Title: Tensile Properties of Basalt Fiber-Reinforced Polymer Reinforcing Bars for Reinforcement of Concrete
Author(s): R. Kampmann, S. Telikapalli, A. Ruiz Emparanza, A. Schmidt, and M. A. Dulebenets
Publication: Materials Journal
Appears on pages(s): 111-126
Keywords: basalt; fiber-reinforced polymer; guaranteed tensile strength; reinforcing bars; resin; tensile properties
Concrete infrastructure is deteriorating at a fast pace because of corrosion issues inherent to traditional black steel reinforcing bars.
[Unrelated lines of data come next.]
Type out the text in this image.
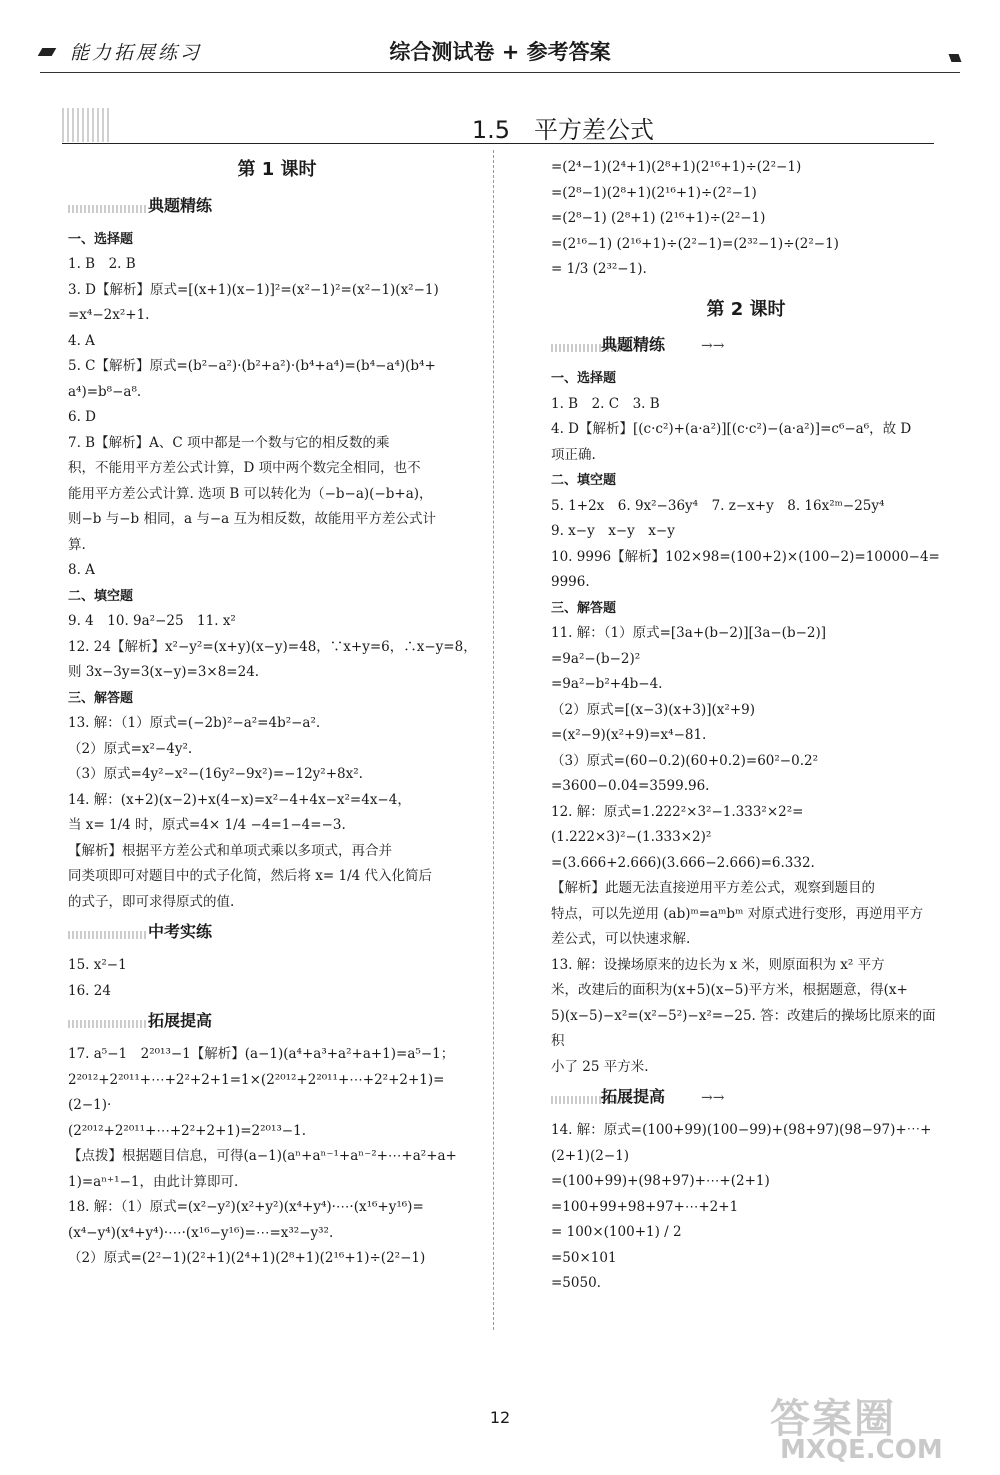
能力拓展练习	综合测试卷 + 参考答案
1.5　平方差公式
第 1 课时
典题精练
一、选择题

1. B　2. B

3. D【解析】原式=[(x+1)(x−1)]²=(x²−1)²=(x²−1)(x²−1)

=x⁴−2x²+1.

4. A

5. C【解析】原式=(b²−a²)·(b²+a²)·(b⁴+a⁴)=(b⁴−a⁴)(b⁴+

a⁴)=b⁸−a⁸.

6. D

7. B【解析】A、C 项中都是一个数与它的相反数的乘

积，不能用平方差公式计算，D 项中两个数完全相同，也不

能用平方差公式计算. 选项 B 可以转化为（−b−a)(−b+a)，

则−b 与−b 相同，a 与−a 互为相反数，故能用平方差公式计

算.

8. A

二、填空题

9. 4　10. 9a²−25　11. x²

12. 24【解析】x²−y²=(x+y)(x−y)=48，∵x+y=6，∴x−y=8，

则 3x−3y=3(x−y)=3×8=24.

三、解答题

13. 解：（1）原式=(−2b)²−a²=4b²−a².

（2）原式=x²−4y².

（3）原式=4y²−x²−(16y²−9x²)=−12y²+8x².

14. 解：(x+2)(x−2)+x(4−x)=x²−4+4x−x²=4x−4，

当 x= 1/4 时，原式=4× 1/4 −4=1−4=−3.

【解析】根据平方差公式和单项式乘以多项式，再合并

同类项即可对题目中的式子化简，然后将 x= 1/4 代入化简后

的式子，即可求得原式的值.

中考实练

15. x²−1

16. 24

拓展提高

17. a⁵−1　2²⁰¹³−1【解析】(a−1)(a⁴+a³+a²+a+1)=a⁵−1；

2²⁰¹²+2²⁰¹¹+⋯+2²+2+1=1×(2²⁰¹²+2²⁰¹¹+⋯+2²+2+1)=(2−1)·

(2²⁰¹²+2²⁰¹¹+⋯+2²+2+1)=2²⁰¹³−1.

【点拨】根据题目信息，可得(a−1)(aⁿ+aⁿ⁻¹+aⁿ⁻²+⋯+a²+a+

1)=aⁿ⁺¹−1，由此计算即可.

18. 解：（1）原式=(x²−y²)(x²+y²)(x⁴+y⁴)·⋯·(x¹⁶+y¹⁶)=

(x⁴−y⁴)(x⁴+y⁴)·⋯·(x¹⁶−y¹⁶)=⋯=x³²−y³².

（2）原式=(2²−1)(2²+1)(2⁴+1)(2⁸+1)(2¹⁶+1)÷(2²−1)

=(2⁴−1)(2⁴+1)(2⁸+1)(2¹⁶+1)÷(2²−1)

=(2⁸−1)(2⁸+1)(2¹⁶+1)÷(2²−1)

=(2⁸−1) (2⁸+1) (2¹⁶+1)÷(2²−1)

=(2¹⁶−1) (2¹⁶+1)÷(2²−1)=(2³²−1)÷(2²−1)

= 1/3 (2³²−1).

第 2 课时
典题精练	→→
一、选择题

1. B　2. C　3. B

4. D【解析】[(c·c²)+(a·a²)][(c·c²)−(a·a²)]=c⁶−a⁶，故 D

项正确.

二、填空题

5. 1+2x　6. 9x²−36y⁴　7. z−x+y　8. 16x²ᵐ−25y⁴

9. x−y　x−y　x−y

10. 9996【解析】102×98=(100+2)×(100−2)=10000−4=

9996.

三、解答题

11. 解：（1）原式=[3a+(b−2)][3a−(b−2)]

=9a²−(b−2)²

=9a²−b²+4b−4.

（2）原式=[(x−3)(x+3)](x²+9)

=(x²−9)(x²+9)=x⁴−81.

（3）原式=(60−0.2)(60+0.2)=60²−0.2²

=3600−0.04=3599.96.

12. 解：原式=1.222²×3²−1.333²×2²=(1.222×3)²−(1.333×2)²

=(3.666+2.666)(3.666−2.666)=6.332.

【解析】此题无法直接逆用平方差公式，观察到题目的

特点，可以先逆用 (ab)ᵐ=aᵐbᵐ 对原式进行变形，再逆用平方

差公式，可以快速求解.

13. 解：设操场原来的边长为 x 米，则原面积为 x² 平方

米，改建后的面积为(x+5)(x−5)平方米，根据题意，得(x+

5)(x−5)−x²=(x²−5²)−x²=−25. 答：改建后的操场比原来的面积

小了 25 平方米.

拓展提高	→→

14. 解：原式=(100+99)(100−99)+(98+97)(98−97)+⋯+

(2+1)(2−1)

=(100+99)+(98+97)+⋯+(2+1)

=100+99+98+97+⋯+2+1

= 100×(100+1) / 2

=50×101

=5050.

12	答案圈
MXQE.COM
Alternative non-corrosive reinforcement materials for concrete structures have been developed and reinforcing bars made from fiber-reinforced polymers (FRP) are one of the most predominantly used non-corrosive materials for internal reinforcement. This research focused on basalt FRP reinforcing bars as this technology is still in development for the U.S. market and no standard specifications are available yet. In an effort to develop basalt specific acceptance criteria, two commonly available BFRP reinforcing bar sizes from five different sources and two different production lots were tested to quantify the tensile strength and stress-strain behavior of this emerging reinforcing bar technology. The obtained results were used to evaluate the performance of each reinforcing bar type in a relativistic comparison to existing benchmark values for glass FRP reinforcing bars given in AC454. The tensile strengths were consistent for all reinforcing bar types and the recorded values surpassed the strength measurements generally reported for comparable GFRP reinforcing bars. It was found that No. 3 reinforcing bars measured guaranteed tensile strengths between 760 and 1266 MPa (110 and 184 ksi), while No. 5 reinforcing bars ranged between 836 Pa and 1074 MPa (129 and 131 ksi). Though the fiber-to-resin ratio of all tested reinforcing bar types was similar, the tensile strength of these reinforcing bars varied due to differences in the raw materials and production. The elastic moduli were calculated according to AC454 and it was noted that this property varied significantly between the different reinforcing bar types because of irregular cross-sectional dimensions and the various proprietary (not standardized) manufacturing processes. It was determined that acceptance criteria for BFRP reinforcing bars can be conservatively defined according to the currently available GFRP values, but more specific criteria can be developed through further research to take advantage of the additional load capacity and potential improved stiffness of BFRP reinforcing bars.